What Weddings Look Like Right Now: How Couples Evolved Their Ceremonies During Coronavirus Quarantines
Coronavirus has left most of the world stagnant. Affecting the lives of people across the globe, that regular day-to-day you’ve grown so accustomed to, for the moment, no longer exists.
Most are self-isolating, doing their best to social distance and stay six feet away from others in order to further prevent the spread of COVID-19. That means any and all plans you might have had, including birthdays, graduations and even your own wedding, might not go on as planned.
But we as a country are resilient, eager to persevere despite the toughest of obstacles. When it comes to something as special as walking down the aisle with someone you love, naturally, those with set dates to get married are finding alternative ways to say “I do” in the middle of this global pandemic.
For New York City’s Mitch Case and Brian Brown, becoming engaged last summer after 10 years together, they figured now was as good a time as any to tie the knot — here’s why.
AskMen: After getting engaged last summer, when were you actually planning to have your wedding?
Brian Brown: We hadn’t made concrete wedding plans yet, but we knew it would probably happen sometime in the spring or summer of 2021 when I get one of my breaks from school.
What did you have set in terms of guests, a venue, your outfits and those other important details?
BB: Honestly, we were never as concerned with the details of the wedding itself as we were the celebration that followed.

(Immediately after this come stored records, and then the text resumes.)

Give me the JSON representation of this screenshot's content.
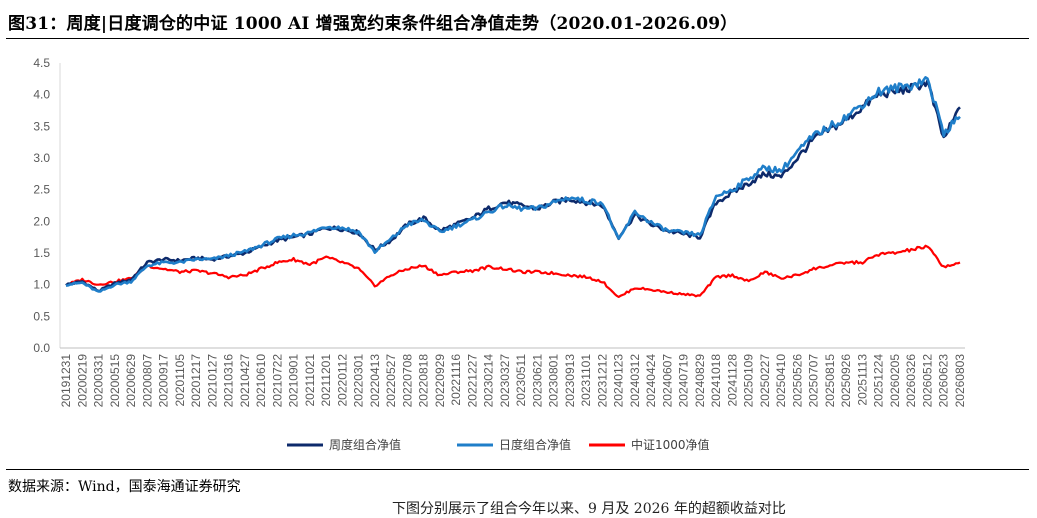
{
  "title": "图31：周度|日度调仓的中证 1000 AI 增强宽约束条件组合净值走势（2020.01-2026.09）",
  "source": "数据来源：Wind，国泰海通证券研究",
  "footer_cut_text": "下图分别展示了组合今年以来、9 月及 2026 年的超额收益对比",
  "chart_data": {
    "type": "line",
    "title": "",
    "xlabel": "",
    "ylabel": "",
    "ylim": [
      0,
      4.5
    ],
    "yticks": [
      "0.0",
      "0.5",
      "1.0",
      "1.5",
      "2.0",
      "2.5",
      "3.0",
      "3.5",
      "4.0",
      "4.5"
    ],
    "grid": false,
    "legend_position": "bottom",
    "x_tick_labels": [
      "20191231",
      "20200219",
      "20200331",
      "20200515",
      "20200629",
      "20200807",
      "20200917",
      "20201105",
      "20201217",
      "20210127",
      "20210316",
      "20210427",
      "20210610",
      "20210722",
      "20210901",
      "20211021",
      "20211201",
      "20220112",
      "20220301",
      "20220413",
      "20220527",
      "20220708",
      "20220818",
      "20220929",
      "20221116",
      "20221227",
      "20230214",
      "20230327",
      "20230511",
      "20230621",
      "20230801",
      "20230913",
      "20231101",
      "20231212",
      "20240123",
      "20240312",
      "20240424",
      "20240607",
      "20240719",
      "20240829",
      "20241018",
      "20241128",
      "20250109",
      "20250227",
      "20250410",
      "20250526",
      "20250707",
      "20250815",
      "20250926",
      "20251113",
      "20251224",
      "20260205",
      "20260326",
      "20260512",
      "20260623",
      "20260803"
    ],
    "series": [
      {
        "name": "周度组合净值",
        "color": "#0d2a6b",
        "values": [
          1.0,
          1.05,
          0.9,
          1.02,
          1.08,
          1.35,
          1.4,
          1.38,
          1.42,
          1.4,
          1.45,
          1.5,
          1.6,
          1.7,
          1.75,
          1.8,
          1.9,
          1.88,
          1.82,
          1.55,
          1.7,
          1.95,
          2.05,
          1.85,
          1.95,
          2.05,
          2.2,
          2.3,
          2.25,
          2.2,
          2.3,
          2.35,
          2.3,
          2.25,
          1.75,
          2.1,
          1.95,
          1.85,
          1.8,
          1.75,
          2.3,
          2.45,
          2.6,
          2.75,
          2.7,
          3.0,
          3.3,
          3.45,
          3.6,
          3.8,
          4.0,
          4.05,
          4.1,
          4.2,
          3.3,
          3.8
        ]
      },
      {
        "name": "日度组合净值",
        "color": "#1f7ec9",
        "values": [
          1.0,
          1.03,
          0.88,
          1.0,
          1.05,
          1.3,
          1.35,
          1.35,
          1.4,
          1.4,
          1.46,
          1.52,
          1.62,
          1.72,
          1.78,
          1.82,
          1.92,
          1.9,
          1.83,
          1.52,
          1.72,
          1.95,
          2.02,
          1.83,
          1.93,
          2.02,
          2.15,
          2.25,
          2.2,
          2.2,
          2.3,
          2.38,
          2.32,
          2.3,
          1.7,
          2.15,
          1.98,
          1.85,
          1.82,
          1.78,
          2.4,
          2.5,
          2.68,
          2.85,
          2.8,
          3.1,
          3.35,
          3.5,
          3.65,
          3.85,
          4.05,
          4.1,
          4.15,
          4.25,
          3.4,
          3.65
        ]
      },
      {
        "name": "中证1000净值",
        "color": "#ff0000",
        "values": [
          1.0,
          1.08,
          1.0,
          1.05,
          1.1,
          1.3,
          1.25,
          1.2,
          1.22,
          1.18,
          1.12,
          1.15,
          1.25,
          1.35,
          1.4,
          1.32,
          1.43,
          1.35,
          1.25,
          0.98,
          1.15,
          1.25,
          1.3,
          1.15,
          1.2,
          1.22,
          1.28,
          1.25,
          1.2,
          1.2,
          1.18,
          1.15,
          1.12,
          1.05,
          0.8,
          0.95,
          0.92,
          0.88,
          0.85,
          0.82,
          1.12,
          1.15,
          1.05,
          1.2,
          1.1,
          1.15,
          1.25,
          1.3,
          1.35,
          1.35,
          1.48,
          1.5,
          1.55,
          1.6,
          1.28,
          1.35
        ]
      }
    ]
  }
}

We were just beginning to shop around for venues to throw a party with a few dozen friends and family, but hadn’t made much progress before everything started happening with the coronavirus outbreak. The celebration planning is on pause for now until we all weather this together.
What pushed you two to do this right now in the middle of everything that’s going on in the world?
Mitch Case: I work at an arts and culture nonprofit, which I love, but I am somewhat concerned about long-term job stability given everything that’s going on economically. We figured it was a good idea to pull the trigger on getting married so that I could be added to Brian’s health insurance, if it gets to that.
Was it an easy decision or did some convincing have to be done?
MC: I think I initially mentioned the possibility, but Brian did the legwork of looking into what we needed to do, legally speaking. We went back and forth about how necessary it was before ultimately deciding it was the right move.
Did anyone try and deter you from getting married that day in this way?
MC: We really didn’t tell many people outside of our immediate family and the two friends we asked to be witnesses. They were all super supportive.
What was the process of wrangling up an officiant and those witnesses you mentioned?
BB: It took a little hunting, but one of my coworkers’ best friends is a licensed officiant and has been marrying couples for years. She was more than happy to help us with our ceremony, [and] we asked two of our close friends to be our witnesses — they said yes right away!
Given the circumstances, how did the day pan out compared to any expectations you might have had? Better or worse?
MC: I don’t think it could’ve gone any better. The intimacy of it all was nice, and [it] took away a lot of the typical stress of the “big day.”
BB: We both had a little pre-wedding jitters, like, “Is this really about to happen?” But the first words out of Mitch’s mouth after the end of the ceremony were, “That was cool!”
When all was said and done, was there anything you wished you’d done but didn’t have the opportunity with the time crunch?
MC: It would’ve been nice to have a cake!
BB: Thankfully, an order of Insomnia Cookies was a great stand-in for the cake.
Are you planning on having another ceremony when the world stops imploding?
BB: Maybe not another wedding ceremony itself, but we’d love to get everyone we love all in the same room less than six feet apart. Our first priority is definitely getting through this together along with all of our family and friends, but as soon as we regain some sense of normalcy, we can’t wait to celebrate properly with everyone.
How would you two have handled replanning an entire wedding ceremony, something that many are dealing with at the moment?
MC: I’m not sure my anxiety could handle it.
The reaction to your marriage has been overwhelmingly positive online — did you think your decision to tie the knot right now during this pandemic would be noticed by so many people?
MC: There’s been an outpouring of support and congratulations on social media, both from family/friends and strangers. We didn’t expect that we’d get so much attention, but it’s a nice feeling having created some positive news when everything else seems so dark.
How do you think this will affect weddings going forward? Will people realize they don’t need to shell out thousands of dollars in order to marry the person they love?
BB: I think to an extent that’s something that people have always known, that weddings don’t need to be these extravagant displays. But if our wedding can serve as a real-life example of that, all the better to those couples who are financially hurting but want to celebrate their love.